Cette classification porte sur l’analyse du revenu national brut (RNB) par habitant de 218 économies pour l’exercice 2025. Pour comprendre ce classement, il faut savoir que la Banque mondiale définit les économies à revenu intermédiaire de la tranche supérieure comme étant celles dont le RNB par habitant se situe entre 4.496 et 13.935 dollars, c’est le cas de l’Algérie. Les économies dont le RNB par habitant dépasse les 13.935 dollars sont classées par la Banque mondiale dans la catégorie des économies à revenu élevé. L’Algérie, avec un RNB par habitant s’élevant à 5.850 dollars l’année dernière (contre 5.370 dollars en 2024), est, avec la Libye, les seuls pays d’Afrique du Nord à figurer dans la catégorie des pays à revenu intermédiaire supérieur. Pour les observateurs, ce résultat reflète les avancées réalisées par l’Algérie ces dernières années en termes de croissance, d’investissement public, mais aussi dans le domaine de la bonne gouvernance des finances publiques. C’est en 2024, que l’Algérie est passée, pour la première fois au titre de cette même classification, de « pays à revenu intermédiaire de la tranche inférieure » à pays à « revenu intermédiaire de la tranche supérieure ». Début août 2025, la Banque mondiale avait confirmé l’Algérie dans la tranche supérieure des pays à revenu intermédiaire. À l’époque, le ministère des Finances avait expliqué ce résultat par la révision complète des statistiques des comptes nationaux, engagée par l’Office national des statistiques (ONS), dans le but de s’aligner sur les normes internationales actuelles, à travers la prise en compte « non seulement de l’opération de rebasage du PIB, par une révision à la hausse du niveau du PIB mais aussi d’autres facteurs tels que les résultats enregistrés ces dernières années en matière de croissance, dans l’élargissement de l’investissement public et la consolidation des secteurs économiques productifs, le renforcement de la bonne gouvernance des finances publiques, les progrès dans l’amélioration des méthodes de mesure et de production de la donnée statistique dans l’administration publique et d’une meilleure couverture de l’économie non observée. 

Les encouragements du FMI
Autre satisfecit venant d’une institution internationale : le Fonds monétaire international (FMI), au terme de sa mission effectuée à Alger du 16 au 30 juin dans le cadre des consultations de 2026 au titre de l’article IV, a salué « les efforts de diversification déployés par l’Algérie, notamment dans les secteurs minier et agricole ». Le FMI encourage l’Algérie à « poursuivre les réformes visant à renforcer la compétitivité et l’investissement privé ». S’agissant du secteur financier, le FMI a salué « le retrait de l’Algérie de la liste grise en matière de lutte contre le blanchiment d’argent et le financement du terrorisme », considérant cela comme « une réalisation importante, reflétant une forte volonté et de la poursuite des efforts de réforme ». Il a également mis en avant les efforts engagés pour diversifier les sources de financement, citant la première émission souveraine de Sukuk et le financement attendu d’une banque de développement régionale. Les encouragements du FMI portent également sur le secteur énergétique, dominé encore par les hydrocarbures.

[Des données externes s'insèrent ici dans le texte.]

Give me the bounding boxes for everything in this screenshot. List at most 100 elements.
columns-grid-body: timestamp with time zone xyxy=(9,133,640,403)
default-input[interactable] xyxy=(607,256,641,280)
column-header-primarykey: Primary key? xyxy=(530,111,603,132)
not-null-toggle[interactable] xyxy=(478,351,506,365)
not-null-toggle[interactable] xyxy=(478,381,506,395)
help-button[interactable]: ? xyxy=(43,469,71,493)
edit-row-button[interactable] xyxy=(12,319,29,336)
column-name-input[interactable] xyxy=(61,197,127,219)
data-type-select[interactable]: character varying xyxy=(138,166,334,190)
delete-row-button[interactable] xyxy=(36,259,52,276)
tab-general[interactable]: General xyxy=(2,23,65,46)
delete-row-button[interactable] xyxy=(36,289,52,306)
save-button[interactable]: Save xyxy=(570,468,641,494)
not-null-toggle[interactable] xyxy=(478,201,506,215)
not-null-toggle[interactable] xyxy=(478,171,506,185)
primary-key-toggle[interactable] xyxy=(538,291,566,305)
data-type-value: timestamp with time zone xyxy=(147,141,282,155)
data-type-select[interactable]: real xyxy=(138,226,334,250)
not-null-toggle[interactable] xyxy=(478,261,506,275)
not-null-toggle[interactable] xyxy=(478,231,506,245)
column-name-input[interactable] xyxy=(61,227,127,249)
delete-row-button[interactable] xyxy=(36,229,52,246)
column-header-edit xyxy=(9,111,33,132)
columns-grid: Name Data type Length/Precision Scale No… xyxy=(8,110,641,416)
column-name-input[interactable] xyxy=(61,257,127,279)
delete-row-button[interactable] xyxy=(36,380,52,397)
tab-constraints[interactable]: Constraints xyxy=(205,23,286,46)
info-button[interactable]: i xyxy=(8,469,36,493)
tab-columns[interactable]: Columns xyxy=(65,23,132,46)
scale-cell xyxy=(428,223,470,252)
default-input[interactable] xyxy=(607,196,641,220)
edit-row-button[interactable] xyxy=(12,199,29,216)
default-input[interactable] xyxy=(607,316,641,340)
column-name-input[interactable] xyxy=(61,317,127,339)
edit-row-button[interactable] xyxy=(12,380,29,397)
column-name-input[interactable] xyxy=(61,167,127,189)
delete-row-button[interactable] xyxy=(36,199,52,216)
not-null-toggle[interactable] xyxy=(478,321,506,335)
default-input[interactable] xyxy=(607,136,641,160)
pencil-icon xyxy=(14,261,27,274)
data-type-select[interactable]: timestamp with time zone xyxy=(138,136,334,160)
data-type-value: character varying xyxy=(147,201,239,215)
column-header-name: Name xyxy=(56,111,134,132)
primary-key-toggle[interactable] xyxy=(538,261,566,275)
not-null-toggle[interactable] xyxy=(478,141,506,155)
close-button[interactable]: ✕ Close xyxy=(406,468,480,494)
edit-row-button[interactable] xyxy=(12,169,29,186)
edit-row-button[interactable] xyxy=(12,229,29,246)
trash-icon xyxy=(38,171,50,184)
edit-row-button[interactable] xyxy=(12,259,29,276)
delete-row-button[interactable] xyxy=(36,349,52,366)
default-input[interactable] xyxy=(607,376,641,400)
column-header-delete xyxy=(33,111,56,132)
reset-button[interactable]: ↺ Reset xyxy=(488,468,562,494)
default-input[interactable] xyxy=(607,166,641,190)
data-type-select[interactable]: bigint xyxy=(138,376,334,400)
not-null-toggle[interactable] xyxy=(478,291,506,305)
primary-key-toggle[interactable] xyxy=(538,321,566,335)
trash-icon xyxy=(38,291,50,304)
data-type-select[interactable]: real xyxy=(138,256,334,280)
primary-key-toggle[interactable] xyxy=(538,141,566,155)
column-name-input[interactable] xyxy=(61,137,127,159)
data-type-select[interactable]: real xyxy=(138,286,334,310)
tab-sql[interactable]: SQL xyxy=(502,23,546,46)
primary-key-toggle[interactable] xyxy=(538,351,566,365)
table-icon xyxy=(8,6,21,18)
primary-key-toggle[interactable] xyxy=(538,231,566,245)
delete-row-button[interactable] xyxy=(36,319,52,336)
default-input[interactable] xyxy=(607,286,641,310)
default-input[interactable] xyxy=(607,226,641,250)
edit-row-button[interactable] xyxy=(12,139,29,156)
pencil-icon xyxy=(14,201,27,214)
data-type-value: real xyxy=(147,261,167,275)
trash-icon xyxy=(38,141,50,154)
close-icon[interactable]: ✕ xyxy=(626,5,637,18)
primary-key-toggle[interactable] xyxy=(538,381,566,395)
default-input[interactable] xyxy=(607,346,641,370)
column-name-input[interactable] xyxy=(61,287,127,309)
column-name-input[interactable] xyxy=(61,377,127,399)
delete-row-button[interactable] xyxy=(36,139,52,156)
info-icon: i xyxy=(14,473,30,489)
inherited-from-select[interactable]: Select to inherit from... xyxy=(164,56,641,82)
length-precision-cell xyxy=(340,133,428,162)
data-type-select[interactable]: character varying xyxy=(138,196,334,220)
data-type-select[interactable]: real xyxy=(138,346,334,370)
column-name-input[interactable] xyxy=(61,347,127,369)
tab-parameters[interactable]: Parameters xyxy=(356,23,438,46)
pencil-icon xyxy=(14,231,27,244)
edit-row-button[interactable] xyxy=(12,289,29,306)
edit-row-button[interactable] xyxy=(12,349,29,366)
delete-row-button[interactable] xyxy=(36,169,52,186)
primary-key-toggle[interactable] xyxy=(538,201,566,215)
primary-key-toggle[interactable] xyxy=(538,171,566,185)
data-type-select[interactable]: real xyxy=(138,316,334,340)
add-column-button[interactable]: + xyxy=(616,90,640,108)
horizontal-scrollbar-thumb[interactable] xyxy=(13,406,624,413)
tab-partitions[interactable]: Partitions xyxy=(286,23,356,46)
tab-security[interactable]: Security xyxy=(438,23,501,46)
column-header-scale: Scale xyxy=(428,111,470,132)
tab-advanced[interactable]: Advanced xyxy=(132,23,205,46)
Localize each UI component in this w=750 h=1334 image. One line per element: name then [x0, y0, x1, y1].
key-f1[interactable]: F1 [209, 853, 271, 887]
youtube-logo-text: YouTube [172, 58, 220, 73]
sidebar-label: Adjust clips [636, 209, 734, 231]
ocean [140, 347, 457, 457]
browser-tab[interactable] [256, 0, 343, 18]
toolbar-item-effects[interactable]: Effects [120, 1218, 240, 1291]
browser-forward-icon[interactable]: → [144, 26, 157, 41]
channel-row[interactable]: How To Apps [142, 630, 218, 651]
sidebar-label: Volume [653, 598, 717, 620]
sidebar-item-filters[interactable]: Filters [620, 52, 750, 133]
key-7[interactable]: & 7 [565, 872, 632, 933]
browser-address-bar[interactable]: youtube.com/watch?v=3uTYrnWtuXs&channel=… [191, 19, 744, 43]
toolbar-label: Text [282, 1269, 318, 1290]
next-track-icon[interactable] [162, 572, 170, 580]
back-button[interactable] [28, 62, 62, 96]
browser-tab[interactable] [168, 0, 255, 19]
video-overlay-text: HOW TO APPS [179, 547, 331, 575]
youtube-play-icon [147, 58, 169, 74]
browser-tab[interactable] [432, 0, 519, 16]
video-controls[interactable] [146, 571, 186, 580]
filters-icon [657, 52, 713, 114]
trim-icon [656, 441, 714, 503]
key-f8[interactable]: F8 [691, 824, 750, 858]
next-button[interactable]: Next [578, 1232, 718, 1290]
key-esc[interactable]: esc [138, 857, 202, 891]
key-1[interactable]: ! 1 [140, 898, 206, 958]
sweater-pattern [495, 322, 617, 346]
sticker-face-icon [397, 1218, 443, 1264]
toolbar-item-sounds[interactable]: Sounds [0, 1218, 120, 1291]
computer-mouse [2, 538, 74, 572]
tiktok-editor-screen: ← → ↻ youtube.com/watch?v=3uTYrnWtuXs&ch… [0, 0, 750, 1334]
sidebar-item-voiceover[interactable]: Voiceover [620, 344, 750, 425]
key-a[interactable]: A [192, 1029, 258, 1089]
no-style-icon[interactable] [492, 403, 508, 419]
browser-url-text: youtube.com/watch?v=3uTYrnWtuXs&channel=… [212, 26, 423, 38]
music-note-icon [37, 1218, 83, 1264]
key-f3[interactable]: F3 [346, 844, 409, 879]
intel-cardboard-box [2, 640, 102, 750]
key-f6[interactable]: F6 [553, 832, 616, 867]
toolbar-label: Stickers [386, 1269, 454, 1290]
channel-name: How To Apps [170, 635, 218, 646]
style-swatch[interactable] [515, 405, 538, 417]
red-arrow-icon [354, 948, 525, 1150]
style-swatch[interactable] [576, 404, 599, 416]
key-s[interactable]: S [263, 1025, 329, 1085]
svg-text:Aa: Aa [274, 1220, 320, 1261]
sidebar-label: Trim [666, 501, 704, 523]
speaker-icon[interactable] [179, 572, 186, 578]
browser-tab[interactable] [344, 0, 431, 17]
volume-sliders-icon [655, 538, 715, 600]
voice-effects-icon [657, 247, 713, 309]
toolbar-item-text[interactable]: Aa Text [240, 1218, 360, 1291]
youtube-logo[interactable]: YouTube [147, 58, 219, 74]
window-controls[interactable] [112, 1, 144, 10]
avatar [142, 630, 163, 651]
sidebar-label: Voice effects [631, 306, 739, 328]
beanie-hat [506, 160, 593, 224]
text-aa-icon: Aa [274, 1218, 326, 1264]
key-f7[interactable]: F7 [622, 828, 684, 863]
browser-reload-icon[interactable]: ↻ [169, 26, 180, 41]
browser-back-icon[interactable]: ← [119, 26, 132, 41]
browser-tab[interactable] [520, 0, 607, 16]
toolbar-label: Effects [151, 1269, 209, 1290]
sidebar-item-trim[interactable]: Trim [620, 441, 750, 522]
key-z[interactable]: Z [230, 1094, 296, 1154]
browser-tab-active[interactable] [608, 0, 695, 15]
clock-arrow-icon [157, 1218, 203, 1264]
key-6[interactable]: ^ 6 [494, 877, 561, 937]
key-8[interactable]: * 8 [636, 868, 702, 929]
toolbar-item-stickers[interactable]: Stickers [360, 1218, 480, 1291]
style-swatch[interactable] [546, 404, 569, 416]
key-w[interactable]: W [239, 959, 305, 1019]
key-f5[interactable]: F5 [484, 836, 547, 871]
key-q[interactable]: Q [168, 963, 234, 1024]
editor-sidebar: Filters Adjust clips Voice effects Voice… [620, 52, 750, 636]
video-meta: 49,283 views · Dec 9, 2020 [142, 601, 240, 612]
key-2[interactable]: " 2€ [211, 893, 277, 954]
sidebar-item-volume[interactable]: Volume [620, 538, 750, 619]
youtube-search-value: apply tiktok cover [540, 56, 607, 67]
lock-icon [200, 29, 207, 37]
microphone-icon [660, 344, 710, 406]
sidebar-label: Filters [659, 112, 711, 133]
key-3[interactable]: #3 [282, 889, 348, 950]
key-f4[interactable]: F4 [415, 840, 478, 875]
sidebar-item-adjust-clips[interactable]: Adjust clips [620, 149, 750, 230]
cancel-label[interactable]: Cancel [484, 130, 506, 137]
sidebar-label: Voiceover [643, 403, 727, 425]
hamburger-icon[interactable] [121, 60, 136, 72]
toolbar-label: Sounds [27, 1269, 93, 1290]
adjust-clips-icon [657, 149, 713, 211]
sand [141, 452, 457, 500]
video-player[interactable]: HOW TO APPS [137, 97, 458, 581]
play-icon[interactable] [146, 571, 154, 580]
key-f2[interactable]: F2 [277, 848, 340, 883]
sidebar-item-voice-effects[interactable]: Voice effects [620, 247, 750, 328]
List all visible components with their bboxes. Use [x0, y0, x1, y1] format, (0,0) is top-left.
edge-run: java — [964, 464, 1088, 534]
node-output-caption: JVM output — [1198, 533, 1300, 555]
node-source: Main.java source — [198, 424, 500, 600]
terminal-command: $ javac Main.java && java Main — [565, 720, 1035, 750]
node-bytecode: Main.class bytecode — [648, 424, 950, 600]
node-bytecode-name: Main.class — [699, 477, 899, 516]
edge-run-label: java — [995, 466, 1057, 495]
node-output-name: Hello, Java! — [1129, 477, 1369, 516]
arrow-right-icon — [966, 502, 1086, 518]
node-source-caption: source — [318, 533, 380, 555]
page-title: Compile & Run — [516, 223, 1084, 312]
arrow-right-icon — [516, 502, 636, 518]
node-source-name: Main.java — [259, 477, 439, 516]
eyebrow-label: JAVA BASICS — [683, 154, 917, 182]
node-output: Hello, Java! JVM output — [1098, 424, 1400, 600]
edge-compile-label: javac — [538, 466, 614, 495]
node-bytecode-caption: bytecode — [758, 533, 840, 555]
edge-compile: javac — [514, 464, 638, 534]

À ce propos, le FMI a souligné que la position géographique de l’Algérie et la richesse de ses ressources énergétiques « pourraient servir de levier pour renforcer son rôle sur le marché de l’énergie, avec l’Europe et l’Afrique ». Enfin, concernant les perspectives économiques de l’Algérie à court terme, le FMI juge qu’elles « demeurent globalement positives, car la hausse des prix des hydrocarbures devrait augmenter les exportations et les recettes budgétaires ». Pour le FMI, « la croissance du PIB devrait rester robuste à 3,8% en 2026 ». Autre prévision optimiste du FMI concernant l’économie algérienne : le déficit extérieur devrait ainsi baisser sous l’effet de la hausse des prix des hydrocarbures et de la baisse des importations.